Çerkesya'yı ziyaret eden hemen hemen herkes, Çerkeslerin yıldırım düşmesine karşı özel bir tutumlarının olduğunu not eder.
Diğer halklar bu doğal fenomenden korkar ve ondan saklanmaya çalışırken, Çerkesler yıldırımı tamamen farklı algıladılar.
"Yıldırım, Çerkesler arasında büyük hürmet görürdü ve çaptığı kişiyi kutsayan bir melek olduğuna inanırlardı. Yıldırım çarpması Allah'ın bir lütfu olduğu kabul edilir ve bir bayram günü olarak kutlanırdı... Ayrıca yılda bir kez yıldırım çarpması sonucu hayatını kaybedenlerin anısına bayram yapılır, dualar edilirdi..." ( Blaramberg I. F., "Kafkasya'nın Tarihsel, Topografik, İstatistiki ve Askeri Tanımı". )
"Gök gürlediğinde Çerkesler sevinir, koşar, dans ederlerdi; evine yıldırım düşen mutlu olur ve bütün bir yılı neşe içinde geçirirdi.
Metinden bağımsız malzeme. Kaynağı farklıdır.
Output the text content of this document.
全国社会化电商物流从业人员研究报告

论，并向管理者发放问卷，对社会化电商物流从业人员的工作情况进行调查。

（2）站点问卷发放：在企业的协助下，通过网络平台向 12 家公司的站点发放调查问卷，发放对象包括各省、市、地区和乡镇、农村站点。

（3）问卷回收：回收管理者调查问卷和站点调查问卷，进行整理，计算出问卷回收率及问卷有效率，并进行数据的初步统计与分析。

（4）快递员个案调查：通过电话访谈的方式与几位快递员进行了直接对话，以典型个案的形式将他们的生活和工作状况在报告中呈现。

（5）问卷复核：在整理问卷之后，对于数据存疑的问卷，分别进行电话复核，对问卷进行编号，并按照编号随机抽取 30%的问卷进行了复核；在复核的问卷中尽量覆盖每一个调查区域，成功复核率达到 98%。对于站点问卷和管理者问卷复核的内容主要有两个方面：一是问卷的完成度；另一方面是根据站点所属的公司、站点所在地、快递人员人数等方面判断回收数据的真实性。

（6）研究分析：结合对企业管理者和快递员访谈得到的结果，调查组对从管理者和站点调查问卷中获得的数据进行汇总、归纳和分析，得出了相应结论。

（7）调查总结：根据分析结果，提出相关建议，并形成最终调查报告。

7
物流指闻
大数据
Eğer yıldırım bir insana çarparsa, o kişi aziz sayılırdı." ( Witsen I., "Kuzey ve Doğu Tataristan" ).
"Gök gürlediğinde, herkes hemen köyü terk eder ve her iki cinsten tüm gençler, etrafta oturan yaşlıların huzurunda şarkı söylemeye ve dans etmeye başlarlar. Yıldırım onlardan birini öldürürse, onu onurla gömer ve onu bir aziz olarak kabul ederler. Böyle bir ölümü Tanrı'nın lütfu olarak kabul ederler." ( Tavernier J. B.,"Kırk Yılda Türkiye, İran ve Hindistan'a Altı Yolculuk" ).
Etnografik verilere göre, Shıble, kafası çıplak bir kafatası olan, yıldırım tarafından öldürülen bir aygırın üzerinde gökyüzünde koşardı. Yıldırımın öldürdüğü bir hayvanın kafatası, Çerkesler arasında "yağmur kültü"nün özelliklerinden biridir. (A.T. Shortanova, "Adige Kültleri" ).
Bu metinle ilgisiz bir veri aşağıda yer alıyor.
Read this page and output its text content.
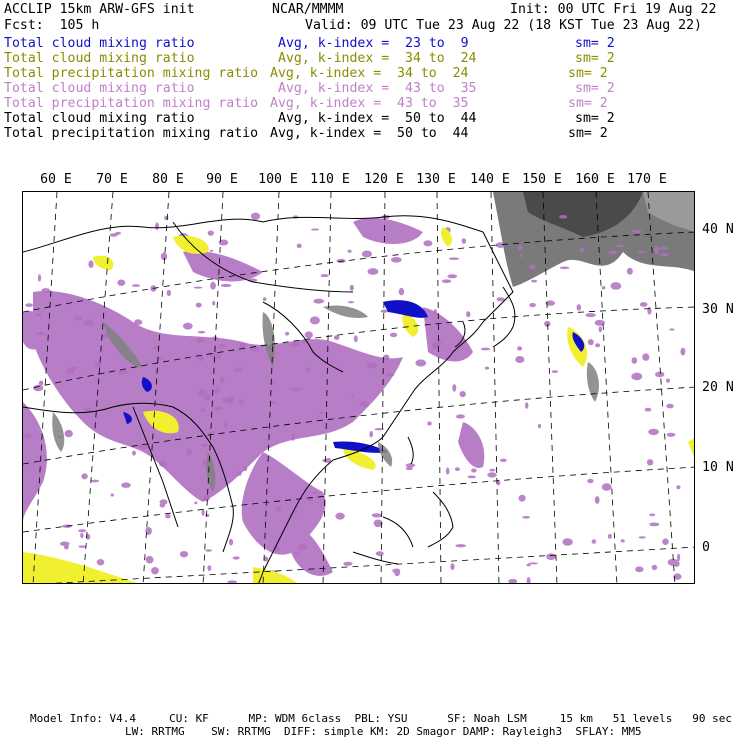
ACCLIP 15km ARW-GFS init	NCAR/MMMM	Init: 00 UTC Fri 19 Aug 22
Fcst:  105 h	Valid: 09 UTC Tue 23 Aug 22 (18 KST Tue 23 Aug 22)
Total cloud mixing ratio	Avg, k-index =  23 to  9	sm= 2
Total cloud mixing ratio	Avg, k-index =  34 to  24	sm= 2
Total precipitation mixing ratio Avg, k-index =  34 to  24	sm= 2
Total cloud mixing ratio	Avg, k-index =  43 to  35	sm= 2
Total precipitation mixing ratio Avg, k-index =  43 to  35	sm= 2
Total cloud mixing ratio	Avg, k-index =  50 to  44	sm= 2
Total precipitation mixing ratio Avg, k-index =  50 to  44	sm= 2
60 E 70 E 80 E 90 E 100 E 110 E 120 E 130 E 140 E 150 E 160 E 170 E
40 N
30 N
20 N
10 N
0
Model Info: V4.4     CU: KF      MP: WDM 6class  PBL: YSU      SF: Noah LSM     15 km   51 levels   90 sec
LW: RRTMG    SW: RRTMG  DIFF: simple KM: 2D Smagor DAMP: Rayleigh3  SFLAY: MM5
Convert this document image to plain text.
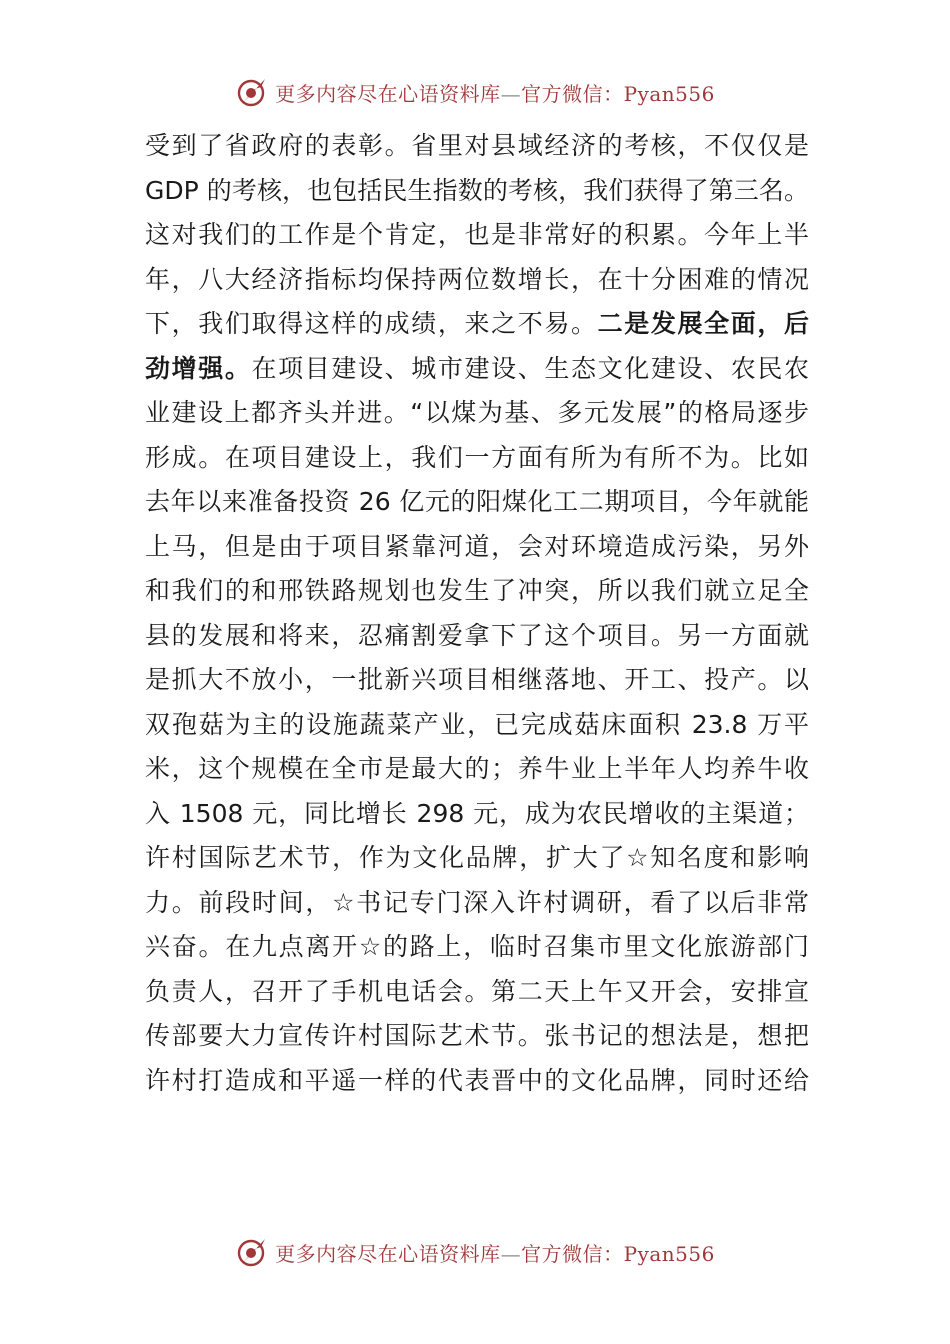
更多内容尽在心语资料库—官方微信：Pyan556
受到了省政府的表彰。省里对县域经济的考核，不仅仅是
GDP 的考核，也包括民生指数的考核，我们获得了第三名。
这对我们的工作是个肯定，也是非常好的积累。今年上半
年，八大经济指标均保持两位数增长，在十分困难的情况
下，我们取得这样的成绩，来之不易。二是发展全面，后
劲增强。在项目建设、城市建设、生态文化建设、农民农
业建设上都齐头并进。“以煤为基、多元发展”的格局逐步
形成。在项目建设上，我们一方面有所为有所不为。比如
去年以来准备投资 26 亿元的阳煤化工二期项目，今年就能
上马，但是由于项目紧靠河道，会对环境造成污染，另外
和我们的和邢铁路规划也发生了冲突，所以我们就立足全
县的发展和将来，忍痛割爱拿下了这个项目。另一方面就
是抓大不放小，一批新兴项目相继落地、开工、投产。以
双孢菇为主的设施蔬菜产业，已完成菇床面积 23.8 万平
米，这个规模在全市是最大的；养牛业上半年人均养牛收
入 1508 元，同比增长 298 元，成为农民增收的主渠道；
许村国际艺术节，作为文化品牌，扩大了☆知名度和影响
力。前段时间，☆书记专门深入许村调研，看了以后非常
兴奋。在九点离开☆的路上，临时召集市里文化旅游部门
负责人，召开了手机电话会。第二天上午又开会，安排宣
传部要大力宣传许村国际艺术节。张书记的想法是，想把
许村打造成和平遥一样的代表晋中的文化品牌，同时还给
更多内容尽在心语资料库—官方微信：Pyan556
Keçi, Fırtına ( Shıble ) kültünde kurban edilen hayvandı. Herhangi bir köye yıldırım düşerse, oraya tüm topluluk tarafından beyaz bir keçi getirilirdi. Bir kişinin yıldırım çarpması sonucu ölmesi durumunda taş mezarına kara keçi derisi serilirdi. İlk fırtına gününün kutlanması sırasında Çerkesler, köylerinin ortasına aralarına kara keçi derisinin gerildiği özel sütunlar dikerlerdi.
Alman-İskandinav mitolojisinde gök gürültüsü ve şimşek tanrısı Thor'un adları Tangniostrom ve Tangrisnir olan iki keçi tarafından çekilen bir arabada gökyüzünde dolaşması dikkat çekicidir. Keçilerden biri beyaz, diğeri siyahtır.
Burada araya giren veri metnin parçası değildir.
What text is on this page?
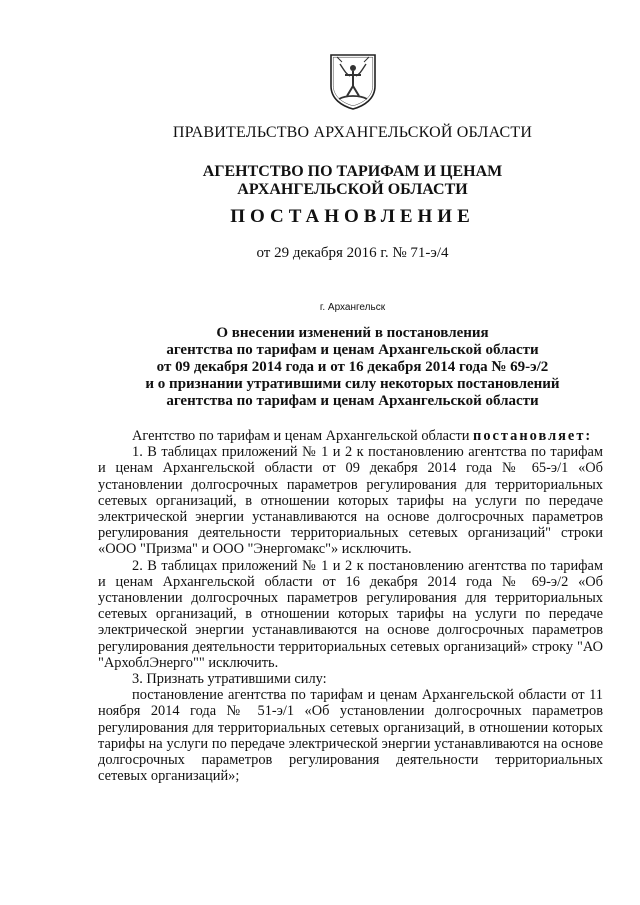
ПРАВИТЕЛЬСТВО АРХАНГЕЛЬСКОЙ ОБЛАСТИ
АГЕНТСТВО ПО ТАРИФАМ И ЦЕНАМ
АРХАНГЕЛЬСКОЙ ОБЛАСТИ
ПОСТАНОВЛЕНИЕ
от 29 декабря 2016 г. № 71-э/4
г. Архангельск
О внесении изменений в постановления
агентства по тарифам и ценам Архангельской области
от 09 декабря 2014 года и от 16 декабря 2014 года № 69-э/2
и о признании утратившими силу некоторых постановлений
агентства по тарифам и ценам Архангельской области

Агентство по тарифам и ценам Архангельской области постановляет:

1. В таблицах приложений № 1 и 2 к постановлению агентства по тарифам и ценам Архангельской области от 09 декабря 2014 года № 65-э/1 «Об установлении долгосрочных параметров регулирования для территориальных сетевых организаций, в отношении которых тарифы на услуги по передаче электрической энергии устанавливаются на основе долгосрочных параметров регулирования деятельности территориальных сетевых организаций" строки «ООО "Призма" и ООО "Энергомакс"» исключить.

2. В таблицах приложений № 1 и 2 к постановлению агентства по тарифам и ценам Архангельской области от 16 декабря 2014 года № 69-э/2 «Об установлении долгосрочных параметров регулирования для территориальных сетевых организаций, в отношении которых тарифы на услуги по передаче электрической энергии устанавливаются на основе долгосрочных параметров регулирования деятельности территориальных сетевых организаций» строку "АО "АрхоблЭнерго"" исключить.

3. Признать утратившими силу:

постановление агентства по тарифам и ценам Архангельской области от 11 ноября 2014 года № 51-э/1 «Об установлении долгосрочных параметров регулирования для территориальных сетевых организаций, в отношении которых тарифы на услуги по передаче электрической энергии устанавливаются на основе долгосрочных параметров регулирования деятельности территориальных сетевых организаций»;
Shıble teriminin kesin etimolojisi bilinmemektedir. Etnograf V. V. Vasilkov, Shıble'nin Çerkesçe'den "At-Yılan" olarak çevrildiğini öne sürüyor. (Vasilkov V. V., "Temirgoevitlerin Yaşamı Üzerine Deneme")
Ancak bu varsayım kesinlikle yanlıştır. Kelimenin en azından ikinci kısmı olan - bla -, yakmak, parlamak, ışıldamak anlamına gelen "blan- блэн" kelimesinden türetilmiştir. Kelimenin ilk bölümü -Шы- (at) ise -, Shıble'ın ölü bir ata binerek dolaştığı bilgisine dayanarak, doğru olması mümkündür.